The Auditor-General has found no evidence of corruption in the handling of an immigration case by the Labour MP, Shane Jones.
Mr Shearer re-instated Shane Jones to Labour's front bench on Tuesday.
An investigation has been held into a decision in 2008 by the then-minister to override advice from officials, and grant citizenship to a Chinese businessman.
In May last year, the Labour leader, David Shearer, stood Mr Jones down from his shadow portfolios and asked the Auditor-General to look into the matter.
The Auditor-General's report has found no evidence of any improper motive, collusion or political interference in the decision to authorise citizenship for Yan Yong Ming, also known as Bill Liu.
Mr Jones says he feels let down by two officials.
He says they told him if Mr Liu went back to China he would be executed and his organs harvested.

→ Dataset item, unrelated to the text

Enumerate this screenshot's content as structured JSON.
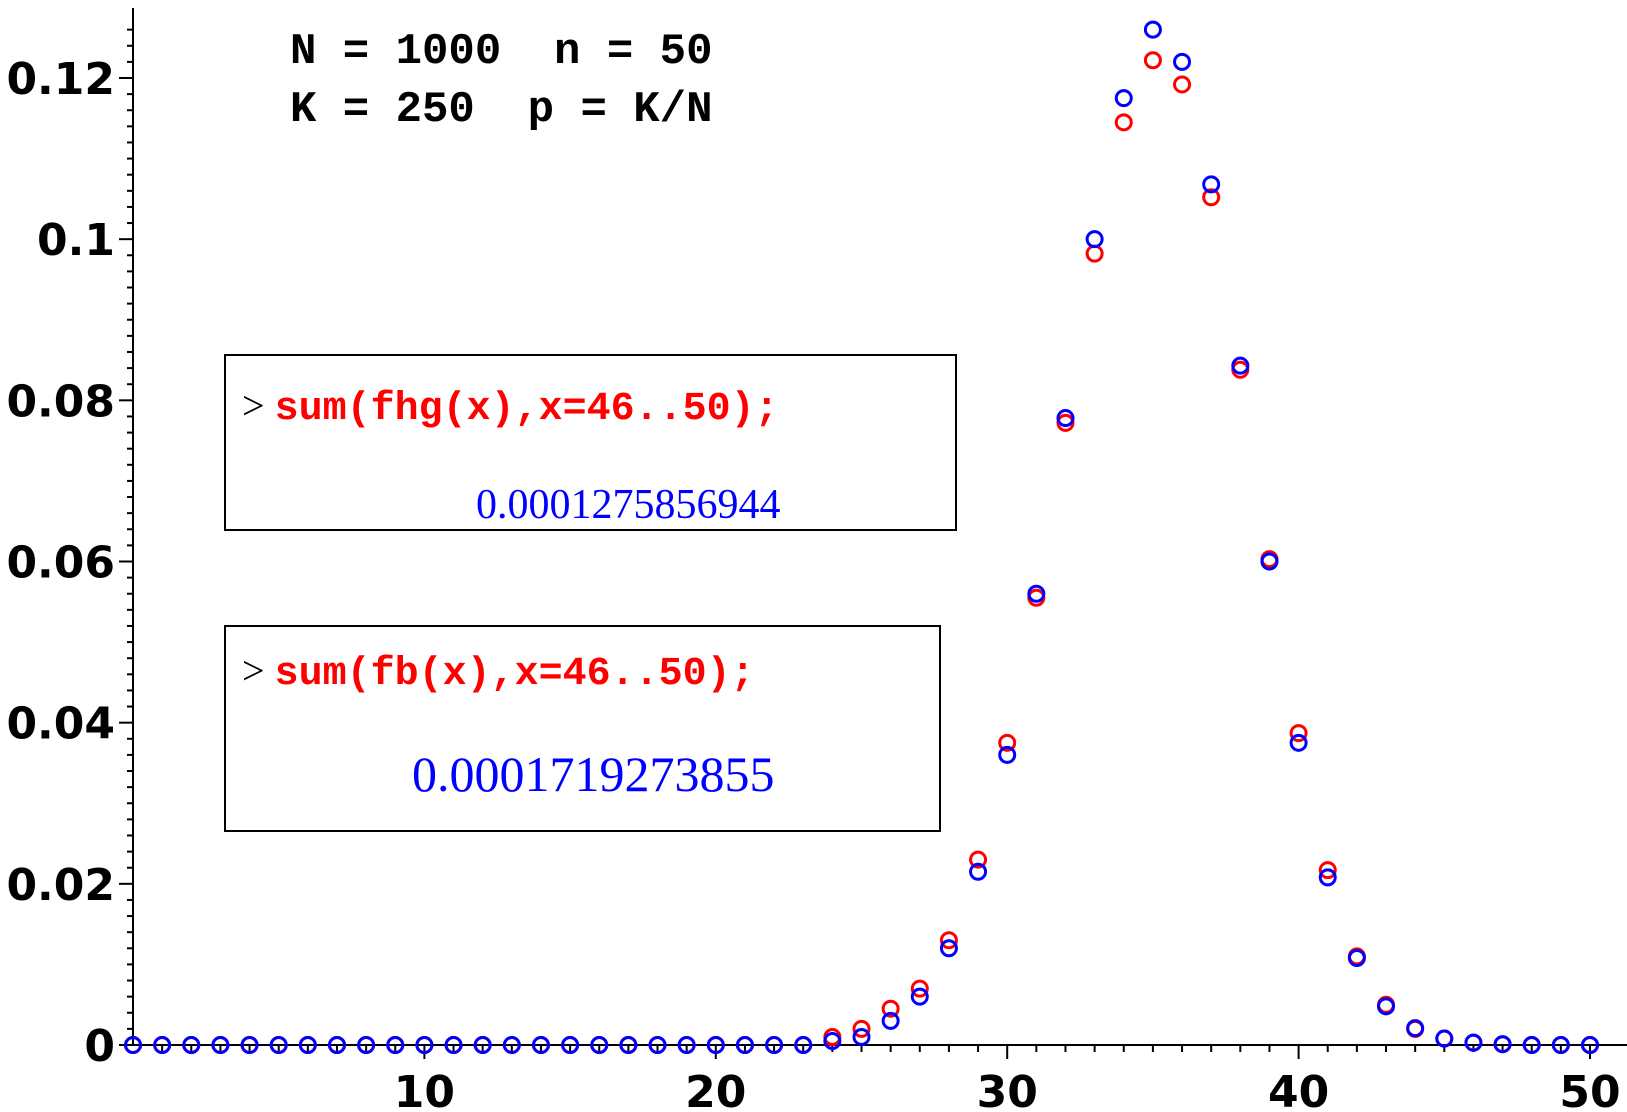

Mr Jones says he believed them and granted citizenship.
But the report criticises most of those involved in different aspects of the decision-making process.
Mr Jones says he accepts criticism in the report that he could have handled the matter better.
Mr Shearer says he is happy to have Mr Jones back on the front bench, but notes that while the report cleared Mr Jones of wrongdoing it did criticise the way he handled the case.
Internal Affairs Minister Chris Tremain says the system for handling citizenship applications has improved since Mr Jones was investigated.
And Mr Tremain says that though the support he receives from officials has improved, the Department of Internal Affairs may make further changes.
The department is still considering the Auditor-General's report.